HC Deb 11 June 1869 vol 196 cc1589-90
MR. STAVELEY HILL

said, he wished to ask the Under Secretary of State for Foreign Affairs, Whether a first-class pension of £1,700 can be awarded to a Diplomatist after a service of fifteen years; and whether a fourth-class pension of £700 cannot now be awarded after a service of twenty-five years, or an actual service of ten years, from date of first commission?

MR. OTWAY

, in reply, said, as there appeared to have been some misapprehension on this subject, he would state the conditions under which diplomatic pensions were at present granted. Under the Act 2 & 3 Will, IV., c. 116, no diplomatic pension could be granted to any person until after the expiration of fifteen years from the date of the first commission, nor until after he should have actually served ton years. But, if, in the course of these ten years, he had served three years as Ambassador at some foreign Court, he would be entitled to receive a first-class pension of £1,700. A fourth-class pension, not exceeding £700 a year, might be granted fifteen years after the date of the first commission; if the person had actually served ten years at some foreign Court.
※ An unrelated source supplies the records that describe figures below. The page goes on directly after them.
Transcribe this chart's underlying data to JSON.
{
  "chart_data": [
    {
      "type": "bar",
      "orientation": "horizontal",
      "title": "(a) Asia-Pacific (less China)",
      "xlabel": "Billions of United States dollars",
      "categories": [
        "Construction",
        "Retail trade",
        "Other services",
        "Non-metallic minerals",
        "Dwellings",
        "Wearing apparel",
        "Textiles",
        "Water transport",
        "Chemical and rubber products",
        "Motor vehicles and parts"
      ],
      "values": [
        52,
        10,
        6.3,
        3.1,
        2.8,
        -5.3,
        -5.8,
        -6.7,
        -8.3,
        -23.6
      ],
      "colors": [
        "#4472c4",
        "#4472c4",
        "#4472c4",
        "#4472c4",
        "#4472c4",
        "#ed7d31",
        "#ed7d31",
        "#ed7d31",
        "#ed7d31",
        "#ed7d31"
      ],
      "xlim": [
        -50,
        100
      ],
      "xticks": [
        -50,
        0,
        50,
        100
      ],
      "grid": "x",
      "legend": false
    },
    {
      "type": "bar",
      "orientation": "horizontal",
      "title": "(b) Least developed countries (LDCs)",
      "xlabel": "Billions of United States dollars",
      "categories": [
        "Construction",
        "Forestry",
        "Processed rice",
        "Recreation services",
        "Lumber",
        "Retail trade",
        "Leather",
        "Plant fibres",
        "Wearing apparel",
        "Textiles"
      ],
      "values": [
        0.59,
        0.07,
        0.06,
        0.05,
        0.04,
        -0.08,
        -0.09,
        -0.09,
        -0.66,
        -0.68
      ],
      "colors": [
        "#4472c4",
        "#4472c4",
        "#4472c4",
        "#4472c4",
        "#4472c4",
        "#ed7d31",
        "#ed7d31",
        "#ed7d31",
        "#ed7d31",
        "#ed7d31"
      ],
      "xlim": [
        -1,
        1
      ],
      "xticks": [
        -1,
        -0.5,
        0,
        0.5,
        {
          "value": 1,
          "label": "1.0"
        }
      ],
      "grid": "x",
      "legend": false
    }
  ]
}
In the whole diplomatic service there were but four persons enjoying a first-class pension. One of these was Lord Napier, whose pension was at present in abeyance owing to his being Governor of Madras; he had served twenty-five years, five years of which as Ambassador. Another was Lord Stratford de Redcliffe, whose service commenced in 1807, and terminated in 1858; he had been more than five years an Ambassador before his pension was granted. The third was Lord Cowley, who entered the diplomatic service in 1824, and retired in 1867, having served continuously for forty-three years, of which thirteen and a-half as Ambassador, before his pension was granted. The last was Sir Henry Bulwer, who entered the diplomatic service in 1827, and retired in 1865, after thirty-eight years' service, of which seven were passed as Ambassador. Although under the Act diplomatists were entitled to pensions for the terms he had stated, practically the length of service for which pensions were granted was much more extensive than was required by the Act. After fifteen years, according to the Act, a man became entitled to a pension; practically the time was twenty years, because during the first four years of service he received no pay, nor had he a commission.